Install and configure the Content Pack for Splunk Infrastructure Monitoring
Perform the following high-level steps to configure the Content Pack for Splunk Infrastructure Monitoring:
- Install the Content Pack for Splunk Infrastructure Monitoring
- Enable the entity discovery searches
- Configure modular inputs
- Review and tune KPI base searches
- Review and tune KPI thresholds
Prerequisites
You have to meet the following prerequisites to install and configure the Content Pack for Splunk Infrastructure Monitoring:
Prerequisite | Description |
---|---|
Back up your environment | Create a full backup of your ITSI environment in case you need to uninstall the content pack later. For more information, see Create a full backup in the Administration Manual. |
Configure the Splunk Infrastructure Monitoring Add-on | The Splunk Infrastructure Monitoring Add-on lets you collect metrics and event data from Splunk Infrastructure Monitoring. For configuration instructions, see Configure the Splunk Infrastructure Monitoring Add-on. |
Step 1: Install the content pack
The Content Pack for Splunk Infrastructure Monitoring is automatically available for installation once you have installed the Splunk App for Content Packs on the search head with ITSI 4.9.0 or higher or IT Essentials Work 4.9.0 or higher. For steps to install the Splunk App for Content Packs, go to the installation instructions for the Splunk App for Content Packs. After you install the Splunk App for Content Packs, you can follow these steps install the content pack:
- From the ITSI main menu, click Configuration > Data Integrations.

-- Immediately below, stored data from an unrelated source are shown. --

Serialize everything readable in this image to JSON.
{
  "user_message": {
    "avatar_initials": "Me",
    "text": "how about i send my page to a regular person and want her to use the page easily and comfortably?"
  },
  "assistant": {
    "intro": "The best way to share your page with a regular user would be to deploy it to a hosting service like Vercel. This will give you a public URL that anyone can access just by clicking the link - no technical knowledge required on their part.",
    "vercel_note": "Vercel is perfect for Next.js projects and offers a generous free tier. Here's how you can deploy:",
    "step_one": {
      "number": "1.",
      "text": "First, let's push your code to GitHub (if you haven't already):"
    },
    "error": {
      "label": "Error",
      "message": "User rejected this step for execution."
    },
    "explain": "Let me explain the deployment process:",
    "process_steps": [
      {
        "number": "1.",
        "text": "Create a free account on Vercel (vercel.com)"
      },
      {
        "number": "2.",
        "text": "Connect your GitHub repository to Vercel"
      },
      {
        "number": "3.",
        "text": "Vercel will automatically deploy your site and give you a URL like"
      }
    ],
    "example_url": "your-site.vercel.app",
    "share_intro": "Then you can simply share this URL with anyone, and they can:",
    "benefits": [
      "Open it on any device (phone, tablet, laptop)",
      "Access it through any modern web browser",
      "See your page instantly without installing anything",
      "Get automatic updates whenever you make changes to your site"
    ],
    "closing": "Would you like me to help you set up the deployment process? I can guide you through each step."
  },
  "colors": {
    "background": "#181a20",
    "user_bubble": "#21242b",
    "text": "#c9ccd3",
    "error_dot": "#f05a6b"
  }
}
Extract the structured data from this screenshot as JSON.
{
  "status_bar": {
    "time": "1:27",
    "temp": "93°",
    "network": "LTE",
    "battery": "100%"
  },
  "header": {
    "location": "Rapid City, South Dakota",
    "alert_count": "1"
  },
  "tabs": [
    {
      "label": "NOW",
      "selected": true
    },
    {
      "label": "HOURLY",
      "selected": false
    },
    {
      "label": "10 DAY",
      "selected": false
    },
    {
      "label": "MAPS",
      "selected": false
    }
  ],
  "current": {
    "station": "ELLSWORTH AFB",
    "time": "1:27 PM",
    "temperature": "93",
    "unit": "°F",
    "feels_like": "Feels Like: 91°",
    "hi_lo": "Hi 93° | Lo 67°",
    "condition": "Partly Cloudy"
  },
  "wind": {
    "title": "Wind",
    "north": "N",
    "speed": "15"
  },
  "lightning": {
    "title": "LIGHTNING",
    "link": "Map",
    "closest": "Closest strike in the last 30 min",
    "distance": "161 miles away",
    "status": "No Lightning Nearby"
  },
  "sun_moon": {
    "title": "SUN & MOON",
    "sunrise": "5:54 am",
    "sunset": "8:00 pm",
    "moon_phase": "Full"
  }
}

- Click Add structure to your data.
- Select the Splunk Infrastructure Monitoring content pack.
- Review what's included in the content pack and then click Proceed.
- Configure the settings:
- Choose which objects to install: For a first-time installation, select the items you want to install and deselect any you're not interested in. For an upgrade, the installer identifies which objects from the content pack are new and which ones already exist in your environment from a previous installation. You can selectively choose which objects to install from the new version or install all objects.
- Choose a conflict resolution rule for the objects you install: For upgrades or subsequent installs, decide what happens to duplicate objects introduced from the content pack. Choose from these options:
- Install as new: Any existing identical objects in your environment remain intact.
- Replace existing: Existing identical objects are replaced with those from the new installation. Any changes you previously made to these objects are overwritten.
- Import as enabled: Select whether to install objects as enabled or leave them in their original state. We recommend that you import objects as disabled to ensure your environment doesn't break from the addition of new content. This setting only applies to services, correlation searches, and aggregation policies. All other objects such as KPI base searches and saved searches are installed in their original state regardless of the option you choose.
- Add a prefix to your new objects: Optionally, append a custom prefix to each object installed from the content pack. For example, you might prefix your objects with
CP-
to indicate they came from a content pack. This option can help you locate and manage the objects after installation. - Backfill service KPIs: Optionally backfill your ITSI environment with the previous seven days of KPI data. Consider enabling backfill if you want to configure adaptive thresholding and predictive analytics for the new services. This setting only applies to KPIs, not service health scores.
- When you've made your selections, click Install selected.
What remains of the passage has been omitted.